2. Given Information:
- The area of the garden is [tex]\(32 \, \text{square feet}\)[/tex].
3. Calculating the Side Length:
- Let's denote the side length of the square as [tex]\(s\)[/tex].
- The formula to find the area of a square is [tex]\(s^2 = \text{area}\)[/tex].

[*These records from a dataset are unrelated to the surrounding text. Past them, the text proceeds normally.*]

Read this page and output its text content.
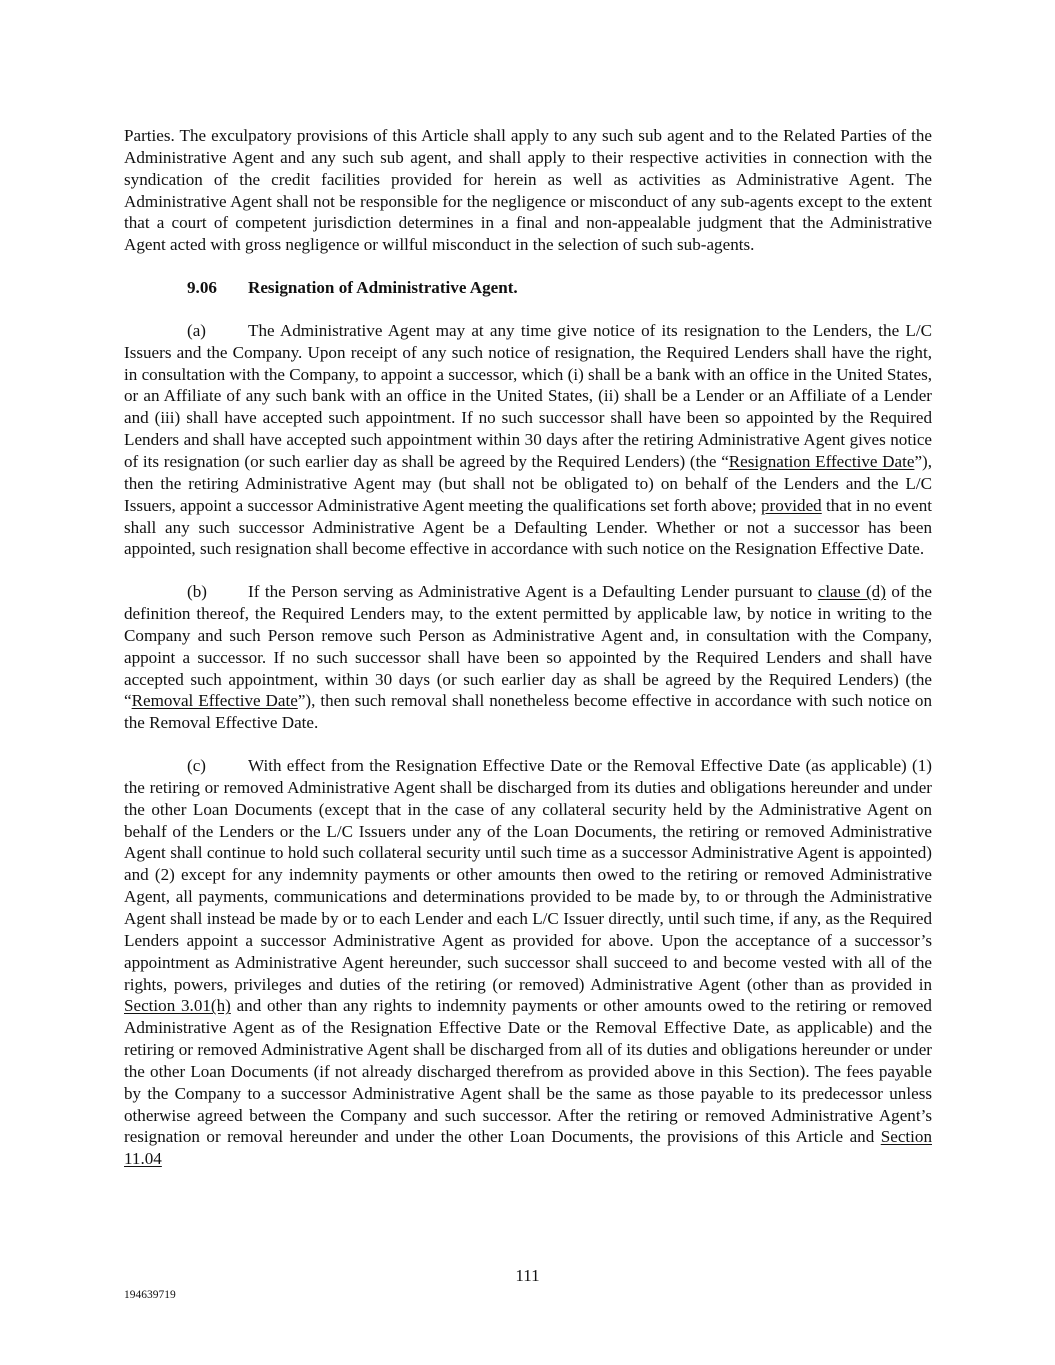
Parties. The exculpatory provisions of this Article shall apply to any such sub agent and to the Related Parties of the Administrative Agent and any such sub agent, and shall apply to their respective activities in connection with the syndication of the credit facilities provided for herein as well as activities as Administrative Agent. The Administrative Agent shall not be responsible for the negligence or misconduct of any sub-agents except to the extent that a court of competent jurisdiction determines in a final and non-appealable judgment that the Administrative Agent acted with gross negligence or willful misconduct in the selection of such sub-agents.

9.06 Resignation of Administrative Agent.

(a) The Administrative Agent may at any time give notice of its resignation to the Lenders, the L/C Issuers and the Company. Upon receipt of any such notice of resignation, the Required Lenders shall have the right, in consultation with the Company, to appoint a successor, which (i) shall be a bank with an office in the United States, or an Affiliate of any such bank with an office in the United States, (ii) shall be a Lender or an Affiliate of a Lender and (iii) shall have accepted such appointment. If no such successor shall have been so appointed by the Required Lenders and shall have accepted such appointment within 30 days after the retiring Administrative Agent gives notice of its resignation (or such earlier day as shall be agreed by the Required Lenders) (the “Resignation Effective Date”), then the retiring Administrative Agent may (but shall not be obligated to) on behalf of the Lenders and the L/C Issuers, appoint a successor Administrative Agent meeting the qualifications set forth above; provided that in no event shall any such successor Administrative Agent be a Defaulting Lender. Whether or not a successor has been appointed, such resignation shall become effective in accordance with such notice on the Resignation Effective Date.

(b) If the Person serving as Administrative Agent is a Defaulting Lender pursuant to clause (d) of the definition thereof, the Required Lenders may, to the extent permitted by applicable law, by notice in writing to the Company and such Person remove such Person as Administrative Agent and, in consultation with the Company, appoint a successor. If no such successor shall have been so appointed by the Required Lenders and shall have accepted such appointment, within 30 days (or such earlier day as shall be agreed by the Required Lenders) (the “Removal Effective Date”), then such removal shall nonetheless become effective in accordance with such notice on the Removal Effective Date.

(c) With effect from the Resignation Effective Date or the Removal Effective Date (as applicable) (1) the retiring or removed Administrative Agent shall be discharged from its duties and obligations hereunder and under the other Loan Documents (except that in the case of any collateral security held by the Administrative Agent on behalf of the Lenders or the L/C Issuers under any of the Loan Documents, the retiring or removed Administrative Agent shall continue to hold such collateral security until such time as a successor Administrative Agent is appointed) and (2) except for any indemnity payments or other amounts then owed to the retiring or removed Administrative Agent, all payments, communications and determinations provided to be made by, to or through the Administrative Agent shall instead be made by or to each Lender and each L/C Issuer directly, until such time, if any, as the Required Lenders appoint a successor Administrative Agent as provided for above. Upon the acceptance of a successor’s appointment as Administrative Agent hereunder, such successor shall succeed to and become vested with all of the rights, powers, privileges and duties of the retiring (or removed) Administrative Agent (other than as provided in Section 3.01(h) and other than any rights to indemnity payments or other amounts owed to the retiring or removed Administrative Agent as of the Resignation Effective Date or the Removal Effective Date, as applicable) and the retiring or removed Administrative Agent shall be discharged from all of its duties and obligations hereunder or under the other Loan Documents (if not already discharged therefrom as provided above in this Section). The fees payable by the Company to a successor Administrative Agent shall be the same as those payable to its predecessor unless otherwise agreed between the Company and such successor. After the retiring or removed Administrative Agent’s resignation or removal hereunder and under the other Loan Documents, the provisions of this Article and Section 11.04

111
194639719
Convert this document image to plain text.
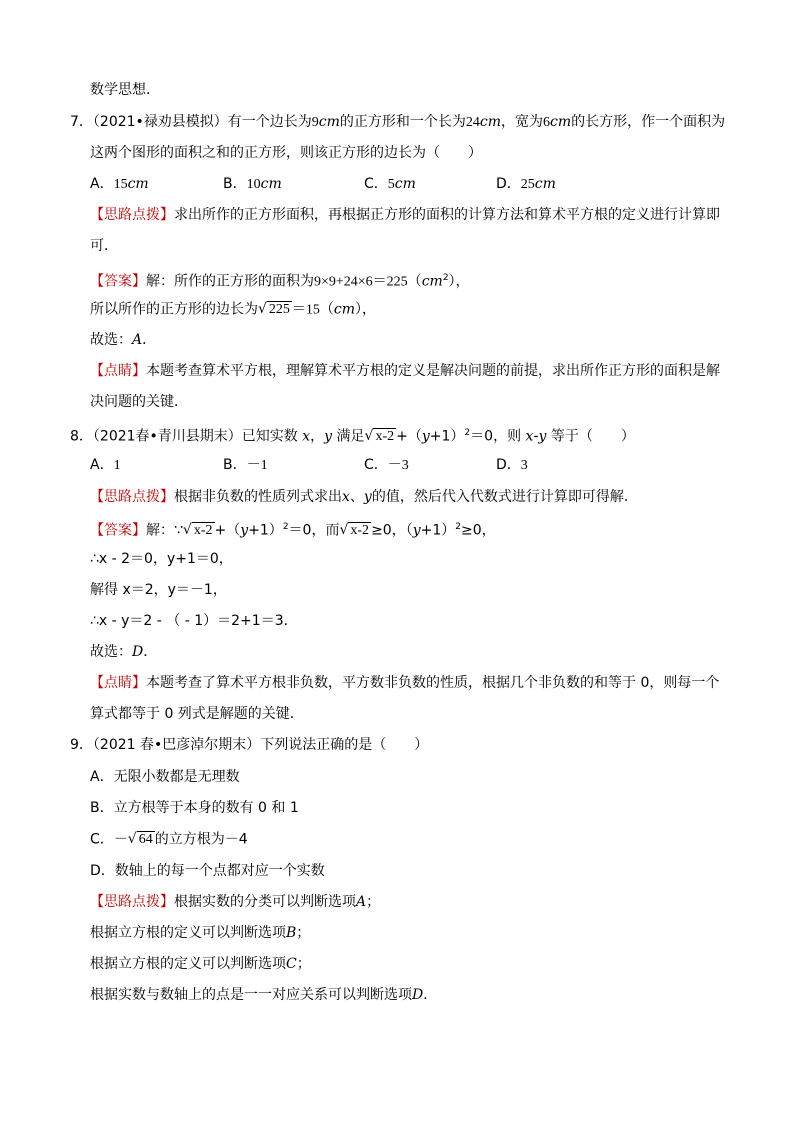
数学思想．
7．（2021•禄劝县模拟）有一个边长为9cm的正方形和一个长为24cm，宽为6cm的长方形，作一个面积为
这两个图形的面积之和的正方形，则该正方形的边长为（　　）
A．15cm	B．10cm	C．5cm	D．25cm
【思路点拨】求出所作的正方形面积，再根据正方形的面积的计算方法和算术平方根的定义进行计算即
可．
【答案】解：所作的正方形的面积为$9\times 9+24\times 6=225(cm^2)$，
所以所作的正方形的边长为√ 225 ＝15（cm），
故选：A．
【点睛】本题考查算术平方根，理解算术平方根的定义是解决问题的前提，求出所作正方形的面积是解
决问题的关键．
8．（2021春•青川县期末）已知实数 x，y 满足√ $x-2 +(y+1)^2=0$，则 x-y 等于（　　）
A．1	B．－1	C．－3	D．3
【思路点拨】根据非负数的性质列式求出x、y的值，然后代入代数式进行计算即可得解．
【答案】解：∵√ $x-2 +(y+1)^2=0$，而√ x-2 ≥0，$(y+1)^2\ge 0$，
∴x - 2＝0，y+1＝0，
解得 x＝2，y＝－1，
∴x - y＝2 - （ - 1）＝2+1＝3．
故选：D．
【点睛】本题考查了算术平方根非负数，平方数非负数的性质，根据几个非负数的和等于 0，则每一个
算式都等于 0 列式是解题的关键．
9．（2021 春•巴彦淖尔期末）下列说法正确的是（　　）
A．无限小数都是无理数
B．立方根等于本身的数有 0 和 1
C．－√ 64 的立方根为－4
D．数轴上的每一个点都对应一个实数
【思路点拨】根据实数的分类可以判断选项A；
根据立方根的定义可以判断选项B；
根据立方根的定义可以判断选项C；
根据实数与数轴上的点是一一对应关系可以判断选项D．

- Since the area is [tex]\(32 \, \text{square feet}\)[/tex], we can set up the equation [tex]\(s^2 = 32\)[/tex].
4. Solving for [tex]\(s\)[/tex]:
- To find the side length [tex]\(s\)[/tex], we take the square root of [tex]\(32\)[/tex]:
[tex]\[
s = \sqrt{32}
\][/tex]
- The calculation gives us:
[tex]\[
s \approx 5.656854249492381 \, \text{feet}
\][/tex]
5. Conclusion:
- The side length of the square model representing the garden is approximately [tex]\(5.656854249492381 \, \text{feet}\)[/tex].
- Therefore, if we construct a square with each side measuring about [tex]\(5.656854249492381 \, \text{feet}\)[/tex], it will have an area of [tex]\(32 \, \text{square feet}\)[/tex].
This model effectively represents the given area using a square shape.